There are a lot of substantive problems with Baldwin's anti-China demagoguery, but I'm not going to waste my time re-hashing them here. Instead, let's just focus on the politics. The "bi-partisan" measure which Balwdin claims she spearheaded through the House and will "punish [China] for making billions breaking trade rules" is H.R. 4105 - the legally and substantively dubious bill that overturned a US federal court ruling and allows the U.S. Department of Commerce to keep imposing countervailing duties on imports from China and other "non-market economies." Contrary to Baldwin's claims, however, she didn't really lead the charge on H.R. 4105. No, that inglorious distinction falls to none other than the bill's sponsor, Ways & Means Chair and sometimes-free-trader Republican Dave Camp (R-MI), who not only sponsored the bill but also, along with his fellow Republican (and mostly-free-trader) Trade Subcommittee Chair Kevin Brady from Texas loudly advocated the bill's passage and ensured its way-too-rapid passage through the U.S. House of Representatives. Camp even went so far as to get his staff to issue a "fact" sheet which accused us critics of H.R. 4105 of peddling "myths." As one publication wrote shortly after the House vote:
In the House – where H.R. 4105 was passed on Tuesday by a vote of 370 to 39 – the bipartisan bandwagon was driven by Representatives Dave Camp (R-Michigan), chairman of the House Ways and Means Committee, and Kevin Brady (R-Texas); as well as Sander Levin (D-Michigan) and Jim McDermott (D-Washington).Baldwin's political fib aside, her ad remains instructive because it shows what Republican "protectionism-lite" breeds: even stronger and more onerous anti-market demagoguery from politicians - usually Republicans' opposition - who typically have no problem taking the protectionism to the next level and now have "bi-partisan" cover to do so.

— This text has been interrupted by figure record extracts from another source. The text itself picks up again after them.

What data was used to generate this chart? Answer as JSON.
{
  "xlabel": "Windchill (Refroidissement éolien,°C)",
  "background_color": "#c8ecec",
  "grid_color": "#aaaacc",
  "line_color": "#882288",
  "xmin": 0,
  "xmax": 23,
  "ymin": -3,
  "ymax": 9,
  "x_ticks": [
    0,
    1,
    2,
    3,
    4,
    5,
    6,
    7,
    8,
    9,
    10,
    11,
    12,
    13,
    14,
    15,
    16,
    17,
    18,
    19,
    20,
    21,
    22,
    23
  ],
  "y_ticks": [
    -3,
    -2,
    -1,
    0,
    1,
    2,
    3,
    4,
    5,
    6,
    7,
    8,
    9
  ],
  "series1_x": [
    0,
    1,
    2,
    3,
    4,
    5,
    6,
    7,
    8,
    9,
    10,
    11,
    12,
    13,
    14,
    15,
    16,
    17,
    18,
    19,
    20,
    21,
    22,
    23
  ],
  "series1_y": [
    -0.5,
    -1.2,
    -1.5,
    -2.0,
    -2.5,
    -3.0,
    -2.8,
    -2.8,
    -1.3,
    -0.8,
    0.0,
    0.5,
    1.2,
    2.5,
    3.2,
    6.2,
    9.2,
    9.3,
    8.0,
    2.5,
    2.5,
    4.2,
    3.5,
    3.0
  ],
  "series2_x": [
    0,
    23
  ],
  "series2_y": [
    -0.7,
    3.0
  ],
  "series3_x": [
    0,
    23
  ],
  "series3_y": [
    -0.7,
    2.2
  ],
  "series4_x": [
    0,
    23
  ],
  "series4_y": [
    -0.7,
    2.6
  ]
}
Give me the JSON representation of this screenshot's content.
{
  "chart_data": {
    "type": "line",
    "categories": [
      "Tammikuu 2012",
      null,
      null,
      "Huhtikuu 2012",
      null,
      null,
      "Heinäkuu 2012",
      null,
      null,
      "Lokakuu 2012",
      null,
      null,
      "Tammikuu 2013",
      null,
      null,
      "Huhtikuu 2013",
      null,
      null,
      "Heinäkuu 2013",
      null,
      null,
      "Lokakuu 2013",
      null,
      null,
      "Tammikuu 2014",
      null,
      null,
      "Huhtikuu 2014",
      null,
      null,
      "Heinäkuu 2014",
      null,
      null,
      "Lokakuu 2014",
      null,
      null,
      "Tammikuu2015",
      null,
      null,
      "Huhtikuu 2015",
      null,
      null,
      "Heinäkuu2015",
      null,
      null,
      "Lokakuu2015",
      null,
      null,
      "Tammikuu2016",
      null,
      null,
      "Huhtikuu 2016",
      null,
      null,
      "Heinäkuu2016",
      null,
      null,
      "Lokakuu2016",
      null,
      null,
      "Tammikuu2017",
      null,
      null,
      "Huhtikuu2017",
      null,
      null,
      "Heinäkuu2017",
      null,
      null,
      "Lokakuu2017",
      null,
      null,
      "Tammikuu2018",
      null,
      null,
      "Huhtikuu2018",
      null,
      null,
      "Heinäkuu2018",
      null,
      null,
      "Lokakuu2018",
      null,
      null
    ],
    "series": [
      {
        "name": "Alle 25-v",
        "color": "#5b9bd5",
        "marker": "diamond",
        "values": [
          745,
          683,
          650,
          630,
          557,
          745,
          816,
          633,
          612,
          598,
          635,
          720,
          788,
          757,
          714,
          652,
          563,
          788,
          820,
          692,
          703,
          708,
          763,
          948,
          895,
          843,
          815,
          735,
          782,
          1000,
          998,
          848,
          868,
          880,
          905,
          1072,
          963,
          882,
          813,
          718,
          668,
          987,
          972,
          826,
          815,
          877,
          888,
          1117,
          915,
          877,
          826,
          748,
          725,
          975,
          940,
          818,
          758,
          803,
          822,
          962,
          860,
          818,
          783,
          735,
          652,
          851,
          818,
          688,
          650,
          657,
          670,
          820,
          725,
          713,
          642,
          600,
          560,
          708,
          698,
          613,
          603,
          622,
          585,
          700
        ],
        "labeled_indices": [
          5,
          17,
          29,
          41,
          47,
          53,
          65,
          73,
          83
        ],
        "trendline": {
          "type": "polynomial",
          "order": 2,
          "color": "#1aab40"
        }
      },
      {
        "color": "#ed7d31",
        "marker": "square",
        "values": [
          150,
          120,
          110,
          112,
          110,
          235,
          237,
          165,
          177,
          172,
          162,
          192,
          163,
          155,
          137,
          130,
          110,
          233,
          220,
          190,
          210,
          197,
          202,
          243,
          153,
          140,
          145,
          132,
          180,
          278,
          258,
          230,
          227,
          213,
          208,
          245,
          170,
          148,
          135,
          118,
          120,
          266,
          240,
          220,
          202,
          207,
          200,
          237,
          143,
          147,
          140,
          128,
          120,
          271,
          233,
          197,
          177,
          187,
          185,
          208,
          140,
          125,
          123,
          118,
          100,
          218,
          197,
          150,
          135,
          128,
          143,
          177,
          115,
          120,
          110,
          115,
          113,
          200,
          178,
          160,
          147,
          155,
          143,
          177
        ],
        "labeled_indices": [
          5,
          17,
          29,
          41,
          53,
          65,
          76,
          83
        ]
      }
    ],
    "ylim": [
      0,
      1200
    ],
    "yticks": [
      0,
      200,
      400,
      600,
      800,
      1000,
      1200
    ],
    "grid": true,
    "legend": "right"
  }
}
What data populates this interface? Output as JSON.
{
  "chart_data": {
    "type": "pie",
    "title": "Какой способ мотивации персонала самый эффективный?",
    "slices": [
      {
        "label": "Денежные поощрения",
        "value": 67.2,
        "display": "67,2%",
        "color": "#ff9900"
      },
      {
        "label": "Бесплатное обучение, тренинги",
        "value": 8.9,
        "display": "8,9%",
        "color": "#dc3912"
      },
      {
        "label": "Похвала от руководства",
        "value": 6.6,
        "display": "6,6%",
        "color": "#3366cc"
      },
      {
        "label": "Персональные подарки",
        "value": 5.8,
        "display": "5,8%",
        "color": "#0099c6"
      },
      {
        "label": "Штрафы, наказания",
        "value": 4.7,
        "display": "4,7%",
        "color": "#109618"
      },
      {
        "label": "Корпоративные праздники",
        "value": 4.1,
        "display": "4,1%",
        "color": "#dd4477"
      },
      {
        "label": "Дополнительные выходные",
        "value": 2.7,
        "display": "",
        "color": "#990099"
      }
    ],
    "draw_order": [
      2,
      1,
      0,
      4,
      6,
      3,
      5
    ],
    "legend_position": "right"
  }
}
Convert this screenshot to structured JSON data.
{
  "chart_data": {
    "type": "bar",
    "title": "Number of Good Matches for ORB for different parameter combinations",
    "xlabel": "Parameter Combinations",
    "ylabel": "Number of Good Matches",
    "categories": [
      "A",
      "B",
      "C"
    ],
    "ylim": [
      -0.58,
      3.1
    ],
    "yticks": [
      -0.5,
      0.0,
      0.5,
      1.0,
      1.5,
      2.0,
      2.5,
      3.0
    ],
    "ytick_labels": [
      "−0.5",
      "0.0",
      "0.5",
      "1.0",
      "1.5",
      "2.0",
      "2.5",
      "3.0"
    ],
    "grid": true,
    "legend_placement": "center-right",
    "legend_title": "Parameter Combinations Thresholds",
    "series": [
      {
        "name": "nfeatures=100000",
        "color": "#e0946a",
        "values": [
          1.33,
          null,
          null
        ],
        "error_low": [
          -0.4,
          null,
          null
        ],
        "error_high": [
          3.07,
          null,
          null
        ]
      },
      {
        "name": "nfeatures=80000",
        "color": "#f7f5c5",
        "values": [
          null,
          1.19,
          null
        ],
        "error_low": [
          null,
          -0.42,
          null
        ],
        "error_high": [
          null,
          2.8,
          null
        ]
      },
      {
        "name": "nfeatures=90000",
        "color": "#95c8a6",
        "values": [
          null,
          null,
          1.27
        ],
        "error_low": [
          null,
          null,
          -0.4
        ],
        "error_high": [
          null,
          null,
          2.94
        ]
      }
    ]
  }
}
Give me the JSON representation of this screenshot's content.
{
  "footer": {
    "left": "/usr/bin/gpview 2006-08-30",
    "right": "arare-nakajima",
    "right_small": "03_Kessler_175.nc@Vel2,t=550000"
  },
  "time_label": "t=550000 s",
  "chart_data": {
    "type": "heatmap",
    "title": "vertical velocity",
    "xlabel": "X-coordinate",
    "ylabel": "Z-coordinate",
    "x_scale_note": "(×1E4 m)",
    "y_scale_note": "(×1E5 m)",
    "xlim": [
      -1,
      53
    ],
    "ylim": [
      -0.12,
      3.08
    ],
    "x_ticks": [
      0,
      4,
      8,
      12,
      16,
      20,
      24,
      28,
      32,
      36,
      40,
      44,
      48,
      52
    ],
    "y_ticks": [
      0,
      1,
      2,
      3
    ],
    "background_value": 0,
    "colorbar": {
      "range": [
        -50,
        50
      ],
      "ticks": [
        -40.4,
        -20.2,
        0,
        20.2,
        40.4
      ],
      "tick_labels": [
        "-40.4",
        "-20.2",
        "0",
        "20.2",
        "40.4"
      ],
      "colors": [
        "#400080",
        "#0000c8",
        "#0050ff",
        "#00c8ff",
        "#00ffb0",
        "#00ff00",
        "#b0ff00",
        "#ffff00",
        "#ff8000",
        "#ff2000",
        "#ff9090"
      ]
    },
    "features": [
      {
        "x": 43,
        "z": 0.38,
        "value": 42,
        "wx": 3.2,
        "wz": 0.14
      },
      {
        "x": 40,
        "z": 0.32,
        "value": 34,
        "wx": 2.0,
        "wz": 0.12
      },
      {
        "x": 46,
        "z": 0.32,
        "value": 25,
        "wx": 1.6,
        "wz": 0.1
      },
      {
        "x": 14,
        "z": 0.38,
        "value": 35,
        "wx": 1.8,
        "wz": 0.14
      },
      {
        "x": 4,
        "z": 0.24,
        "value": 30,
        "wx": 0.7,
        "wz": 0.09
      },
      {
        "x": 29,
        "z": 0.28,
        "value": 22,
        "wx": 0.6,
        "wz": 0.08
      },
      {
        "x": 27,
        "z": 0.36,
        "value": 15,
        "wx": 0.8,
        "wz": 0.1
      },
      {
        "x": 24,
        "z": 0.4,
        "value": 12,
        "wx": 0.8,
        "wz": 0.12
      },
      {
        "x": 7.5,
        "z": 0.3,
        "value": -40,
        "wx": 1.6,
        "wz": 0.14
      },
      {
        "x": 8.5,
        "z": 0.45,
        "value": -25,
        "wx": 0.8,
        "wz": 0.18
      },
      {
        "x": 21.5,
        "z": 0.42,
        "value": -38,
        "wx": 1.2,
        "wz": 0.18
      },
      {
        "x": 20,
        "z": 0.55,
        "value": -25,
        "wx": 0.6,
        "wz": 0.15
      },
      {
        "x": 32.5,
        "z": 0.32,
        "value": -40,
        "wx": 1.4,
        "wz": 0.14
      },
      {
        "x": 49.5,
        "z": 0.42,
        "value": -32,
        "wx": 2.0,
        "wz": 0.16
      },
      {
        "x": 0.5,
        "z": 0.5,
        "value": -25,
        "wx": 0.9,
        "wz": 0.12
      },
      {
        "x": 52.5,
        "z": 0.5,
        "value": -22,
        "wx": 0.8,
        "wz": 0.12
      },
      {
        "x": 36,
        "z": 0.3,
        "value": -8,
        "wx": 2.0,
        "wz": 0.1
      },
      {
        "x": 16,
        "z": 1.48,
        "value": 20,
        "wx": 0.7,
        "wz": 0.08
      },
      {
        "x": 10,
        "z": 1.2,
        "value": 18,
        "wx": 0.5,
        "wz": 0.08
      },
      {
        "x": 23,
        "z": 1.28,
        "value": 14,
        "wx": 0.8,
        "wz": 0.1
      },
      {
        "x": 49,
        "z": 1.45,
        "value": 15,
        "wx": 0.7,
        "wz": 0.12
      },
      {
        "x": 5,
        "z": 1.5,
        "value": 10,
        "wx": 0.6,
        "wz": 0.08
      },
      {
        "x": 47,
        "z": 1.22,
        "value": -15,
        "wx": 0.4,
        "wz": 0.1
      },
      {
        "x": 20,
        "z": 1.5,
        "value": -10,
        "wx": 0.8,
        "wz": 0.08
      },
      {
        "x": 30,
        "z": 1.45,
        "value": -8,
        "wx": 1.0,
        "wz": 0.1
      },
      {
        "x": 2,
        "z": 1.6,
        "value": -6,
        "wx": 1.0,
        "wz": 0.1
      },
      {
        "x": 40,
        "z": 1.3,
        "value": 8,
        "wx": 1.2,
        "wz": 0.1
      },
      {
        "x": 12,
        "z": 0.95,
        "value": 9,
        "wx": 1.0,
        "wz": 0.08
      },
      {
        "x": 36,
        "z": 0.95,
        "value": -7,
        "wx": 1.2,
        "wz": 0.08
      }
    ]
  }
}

In this case, Camp's and Brady's strong support for H.R. 4105 helped lay the groundwork for way-more-protectionist Baldwin's first Senate campaign ad. And given that myriad hackish media reports emerged after the CVD/NME bill became law - here's one crediting campaigning Democratic Senator (and bigtime protectionist) Sherrod Brown for passing the Senate bill and helping save Ohio jobs - it's almost certain that we'll see more campaign ads like Baldwin's, in which anti-trade Democrats use Republican-sponsored China trade legislation to seek a "bi-partisan" advantage over their (mostly) pro-trade Republican competitors through unabashed protectionist pandering.
Thus, the Baldwin ad serves as a cautionary tale for Republican politicians who are tempted to dabble in part-time protectionism for short-term political gain: it might seem like a great, mostly-harmless idea at the time, but it could end up helping their Democrat competition - most of whom have far fewer reservations about going "full protectionist" on the campaign trail - get elected.
(Unfortunately, it doesn't appear that Governor Romney will be heeding these lessons anytime soon. Sorry, Japan.)